The World Health Organisation (WHO) has set a target to have 25 million men across 14 countries in Africa circumcised by 2020. The countries include South Africa.
The plan came to light recently at the occasion of the United States President’s Emergency Plan for AIDS Relief (PEPFAR) committing to providing $24 million to accelerate medical male circumcision (MMC) efforts in South Africa over the next five years. The funding boosts South Africa’s fight against the spread of the epidemic.
“This effectively means that the annual number of medical male circumcisions performed in these regions must more than double to attain the target. Achieving 80% medical male circumcision prevalence among sexually active men in the next few years could avert 3,4 million HIV infections by 2025,” said Rachael Rawlinson, chief operations officer at CareWorks, an HIV management organisation.
She said their funding would be allocated to areas such as KwaZulu-Natal, Mpumalanga and Gauteng, where the risk is high.
Rawlinson said that most of the countries launched their MMC programmes in 2008 and targets had been based on the level of HIV risk that each country faced.
“Even though South Africa’s target was among the highest, the results are very positive.
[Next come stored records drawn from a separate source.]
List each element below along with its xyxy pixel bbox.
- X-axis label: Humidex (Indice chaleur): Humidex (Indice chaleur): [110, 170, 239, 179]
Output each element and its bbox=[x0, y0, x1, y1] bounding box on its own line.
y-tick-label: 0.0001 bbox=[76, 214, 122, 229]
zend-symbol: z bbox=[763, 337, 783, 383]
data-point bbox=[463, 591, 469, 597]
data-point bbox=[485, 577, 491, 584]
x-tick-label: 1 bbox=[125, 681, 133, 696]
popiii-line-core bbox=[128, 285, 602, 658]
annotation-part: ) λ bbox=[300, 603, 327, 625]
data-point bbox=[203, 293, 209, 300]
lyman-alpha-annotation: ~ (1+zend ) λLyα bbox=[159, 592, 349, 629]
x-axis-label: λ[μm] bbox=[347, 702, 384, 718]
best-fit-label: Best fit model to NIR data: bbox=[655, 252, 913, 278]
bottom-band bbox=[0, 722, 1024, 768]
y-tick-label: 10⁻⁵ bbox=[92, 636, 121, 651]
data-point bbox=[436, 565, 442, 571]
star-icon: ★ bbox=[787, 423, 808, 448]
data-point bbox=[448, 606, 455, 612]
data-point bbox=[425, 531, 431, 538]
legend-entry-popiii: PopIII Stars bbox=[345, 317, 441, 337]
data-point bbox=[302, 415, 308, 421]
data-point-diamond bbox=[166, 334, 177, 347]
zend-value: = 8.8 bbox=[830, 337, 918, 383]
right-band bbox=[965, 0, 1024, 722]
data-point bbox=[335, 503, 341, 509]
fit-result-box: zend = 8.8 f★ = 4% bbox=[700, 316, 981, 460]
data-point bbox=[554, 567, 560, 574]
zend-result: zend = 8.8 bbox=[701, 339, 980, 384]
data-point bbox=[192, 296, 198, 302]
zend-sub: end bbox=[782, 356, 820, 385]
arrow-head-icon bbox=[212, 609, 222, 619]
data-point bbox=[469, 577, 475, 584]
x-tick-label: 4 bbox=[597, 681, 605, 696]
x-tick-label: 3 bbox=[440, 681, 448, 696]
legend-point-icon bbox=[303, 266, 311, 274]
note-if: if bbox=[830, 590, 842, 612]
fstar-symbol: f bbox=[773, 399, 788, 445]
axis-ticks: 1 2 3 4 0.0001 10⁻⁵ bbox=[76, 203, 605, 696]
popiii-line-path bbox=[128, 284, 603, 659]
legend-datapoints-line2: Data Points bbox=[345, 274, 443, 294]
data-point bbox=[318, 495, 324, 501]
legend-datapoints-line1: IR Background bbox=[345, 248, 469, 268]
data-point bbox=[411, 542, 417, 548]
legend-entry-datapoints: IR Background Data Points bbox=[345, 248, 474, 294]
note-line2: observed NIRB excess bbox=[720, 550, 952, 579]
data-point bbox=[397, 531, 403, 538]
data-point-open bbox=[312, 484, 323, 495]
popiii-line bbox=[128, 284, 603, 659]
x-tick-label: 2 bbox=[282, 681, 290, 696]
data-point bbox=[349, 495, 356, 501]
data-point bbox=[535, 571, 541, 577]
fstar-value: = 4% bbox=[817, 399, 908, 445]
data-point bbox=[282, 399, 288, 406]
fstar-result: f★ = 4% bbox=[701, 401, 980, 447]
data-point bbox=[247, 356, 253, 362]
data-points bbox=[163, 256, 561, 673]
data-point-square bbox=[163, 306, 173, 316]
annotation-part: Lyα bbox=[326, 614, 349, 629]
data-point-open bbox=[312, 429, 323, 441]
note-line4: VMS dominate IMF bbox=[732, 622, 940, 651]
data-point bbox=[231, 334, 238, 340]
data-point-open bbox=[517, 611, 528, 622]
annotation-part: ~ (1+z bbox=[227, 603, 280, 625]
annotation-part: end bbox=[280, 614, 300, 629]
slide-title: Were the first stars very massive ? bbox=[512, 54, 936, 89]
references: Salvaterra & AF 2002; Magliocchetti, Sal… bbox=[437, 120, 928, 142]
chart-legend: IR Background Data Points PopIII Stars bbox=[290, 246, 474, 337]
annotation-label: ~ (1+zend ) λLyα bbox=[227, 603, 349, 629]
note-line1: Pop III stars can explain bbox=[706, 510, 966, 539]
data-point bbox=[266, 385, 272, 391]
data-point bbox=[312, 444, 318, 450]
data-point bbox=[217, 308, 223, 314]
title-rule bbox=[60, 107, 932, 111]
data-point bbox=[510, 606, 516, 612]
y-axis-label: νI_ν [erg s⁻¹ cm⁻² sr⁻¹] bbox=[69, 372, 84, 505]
“Medical male circumcision has been widely promoted as a way to curb the HIV infection rate, as it has been proven to reduce a man’s lifetime risk of HIV acquisition through heterosexual sex by up to 60%.
“Soon South Africa will reach a point where people on antiretroviral treatment will outstrip new HIV infections, which signifies a turning point in the HIV epidemic. MMC plays a critical role in reaching this turning point and will continue to show public health benefits for years to come.”
She said more than 2,3 million men in the country have been circumcised thus far. According to Rawlinson, total circumcisions performed in 2015 stood at 2 347 227.
“It is considered a tremendous feat in the fight against HIV,” she said.